I stepped outside. Airport entrances are largely ugly places. They are designed from a utilitarian point of view, with a passing nod at aesthetics. This is the dilemma that the designers of such places struggle with. An airport is the showpiece of the city it serves. It needs to be unique, memorable, and give the visitor the first impression about what this city is all about, what makes it special. But it also must be functional to a fault. Aesthetics are all well and good, but a flood of cars will be jockeying for position at the front door, releasing departing passengers, picking up passengers, taxi’s, uber drivers, traffic cops, busses and shuttles to hotels. It is a chaotic place full of motion and emotion, whistles and horns. So it needs to also do its level best to corrall and direct this flow of angry and pushy vehicles. Serving this master means that the front of an airport often looks like an off-ramp to a busy highway: 5 or more lanes of oil soaked concrete, traffic cones, signs of every shape, color, and imperative, walkways, fly-overs and sidewalks.

 

A good and diligent airport serves the needs of the cars while still creating a positive and enjoyable impression to visitors. The worst I have ever seen? Laguardia in NYC. No question. The best? Hard to say. Perhaps Maui. But I will say, Toronto is not a terrible front door experience. It has the requisite highways. That cannot be avoided it seems. But it also has a nice pedestrian plaza with plenty of places for people to sit, relax, and take a look around at this place they just landed. Better still? There are installed in this plaza in a raised planter a series of figures called XXXX. These are human-like figures made of stone that were historically created by the native tribes. What a great thing to put at an airport. It says, “this is what is special and unique about this place you have just landed, this is what makes us different from the place you left.” Well, that is, unless you left from somewhere else in Canada, but it is an international airport, so there is a good chance you don’t have xxxx in your City.

 

I sat by the xxxx for a while.
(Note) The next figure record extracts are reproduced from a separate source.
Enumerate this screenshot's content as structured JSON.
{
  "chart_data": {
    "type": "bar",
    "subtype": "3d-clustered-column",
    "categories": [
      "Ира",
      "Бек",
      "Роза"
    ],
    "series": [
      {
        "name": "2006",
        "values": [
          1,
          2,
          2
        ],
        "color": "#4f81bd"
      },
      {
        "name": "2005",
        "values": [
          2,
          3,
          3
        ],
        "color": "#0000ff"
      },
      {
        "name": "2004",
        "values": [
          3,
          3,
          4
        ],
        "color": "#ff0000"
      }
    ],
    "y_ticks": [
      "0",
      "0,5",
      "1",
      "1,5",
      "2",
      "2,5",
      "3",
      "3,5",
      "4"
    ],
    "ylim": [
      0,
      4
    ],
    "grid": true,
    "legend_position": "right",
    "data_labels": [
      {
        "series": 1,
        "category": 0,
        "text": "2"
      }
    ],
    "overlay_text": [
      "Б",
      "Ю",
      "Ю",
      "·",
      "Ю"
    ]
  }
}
I watched a boy of 5ish years as he scaled the stones of these statues. I thought about his distracted parents nearby, who let little Timmy run free as they did whatever. I suspect in the traditional construction of these figures, they are just carefully stacked. If these were traditional, little Timmy would have knocked a pile of stones onto himself as he climbed them. That would be the end of little Timmy, and perhaps his parents would be a little more determined to teach his siblings not to climb on public art. “Your older brother climbed a statue and was crushed. You don’t want that to happen to you do you?”. I was thinking of this, and then thought of the artists and insurance agents responsible for these sculptures. They had anticipated the little Timmy’s of the world and had carefully welded the stones together, preventing lawsuits and unfortunately, a good life lesson for the little Timmy’s of the world.

 

I went back into the airport to catch my next flight.